Splitting work on multiple launches

I’m using Optix on a Windows7 system, and I’m aware of the display driver timeout problem.
Not wanting to use multiple graphics cards or changing the operating system, I was limited to the
‘split your launch’ approach.
But what is the correct way to split a single launch?

Using SampleScene/GLUTDisplay to render my images, a single launch approach would look like this:

void Scene::trace( ... ) {
     //other stuff like camera changes
     m_context->launch( entry_point, width, height);

Trying to split it up I first did something like this:

void Scene::trace( ... ) {
     //other stuff like camera changes
     //pretend 'launches' is a vector filled with individual regions for each launch
     for (unsigned int i = 0; i < launches.size(), i++) {
          m_context->launch( entry_point, launches[i].width, launches[i].height);

When that did not work out (still killed the display driver), I tried something that simply had to work in my mind:

void Scene::trace( ... ) {
     //other stuff like camera change
     m_current_launch = m_current_launch % launches.size();
     m_context->launch( entry_point, launches[m_current_launch].width, launches[m_current_launch].height);

Basically this draws one tile after another which seems to work at first glance, but still crashes the display driver when the overall workload is increased. Even decreasing the size of each launch call to an unreasonable small amount does not work (besides the overhead of these launches being ridiculous at that point).

To avoid some confusion:

  • said launch takes up 98%+ of processing time each time trace is called
  • launches take more time on well lit tiles (expected)
  • rendering the whole image is possible if overall workload is small
  • current goal is to render the Sponza scene with about 50k VPLs per trace call (does not seem over the top to me)
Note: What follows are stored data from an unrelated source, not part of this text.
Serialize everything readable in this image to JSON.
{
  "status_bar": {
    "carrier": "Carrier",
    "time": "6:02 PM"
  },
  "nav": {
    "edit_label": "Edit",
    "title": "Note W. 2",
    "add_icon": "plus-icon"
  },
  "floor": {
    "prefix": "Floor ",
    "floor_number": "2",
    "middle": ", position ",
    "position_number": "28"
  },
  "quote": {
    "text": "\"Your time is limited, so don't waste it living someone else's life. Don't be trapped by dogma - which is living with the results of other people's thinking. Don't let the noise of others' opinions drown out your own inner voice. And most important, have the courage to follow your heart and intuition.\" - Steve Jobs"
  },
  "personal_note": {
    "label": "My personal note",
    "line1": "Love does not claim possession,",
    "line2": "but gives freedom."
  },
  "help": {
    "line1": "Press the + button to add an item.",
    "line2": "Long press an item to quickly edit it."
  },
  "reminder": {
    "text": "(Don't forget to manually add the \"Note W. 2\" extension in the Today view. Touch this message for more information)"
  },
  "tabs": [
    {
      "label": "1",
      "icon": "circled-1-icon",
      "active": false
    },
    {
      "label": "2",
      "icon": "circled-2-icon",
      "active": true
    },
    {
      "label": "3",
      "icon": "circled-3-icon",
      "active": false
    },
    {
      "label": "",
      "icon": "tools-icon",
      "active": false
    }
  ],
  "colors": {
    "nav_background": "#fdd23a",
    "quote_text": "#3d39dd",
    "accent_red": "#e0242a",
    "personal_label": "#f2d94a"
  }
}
The crash does not happen right away, but on specific tiles.
Those tiles are very well lit so they might take longer than others, but is there some other reason than a timeout that could cause the display driver to crash (stuff like division by 0 etc)?

Is my approach valid to split the workload?
Would the first approach suffice or do i need the second one?
Am i missing something?
Some people refered to rtContextSetTimeoutCallback() but I dont know if that is needed and how its used (what is the callback function supposed to do when its called?).

What’s your GPU system setup?

for (unsigned int i = 0; i < launches.size())
Is that a copy-paste error or an actual infinite loop in your code?

current goal is to render the Sponza scene with about 50k VPLs per trace call
VPL means Vertical Plane Launch?
The important question is how many rays does that spawn per launch?

How did you setup the scene? Which acceleration structure builder did you use?

Other ways to split work would be to calculate results iteratively. That would need the ray generation program code and all places calling rtTrace() for analysis if that would be feasible.

Launch sizes should be factors above the number of threads a GPU can handle to run efficiently.

For more explanation on the timeout callback, please read this post https://devtalk.nvidia.com/default/topic/759073/?comment=4255248
The callback function should return zero if you want the launch to be continued. See OptiX API Reference on RTtimeoutcallback type.
But as long as you cannot reduce the time it takes to calculate the most expensive single thread to finish below the Windows WDDM timeout, you’ll run into this timeout problem on a board responsible for the display no matter how small your launch size is.

“What’s your GPU system setup?”
Currently not at work, will let you know.

“Is that a copy-paste error or an actual infinite loop in your code?”
Thx for pointing out the loop header, was just a copy paste error, fixed it.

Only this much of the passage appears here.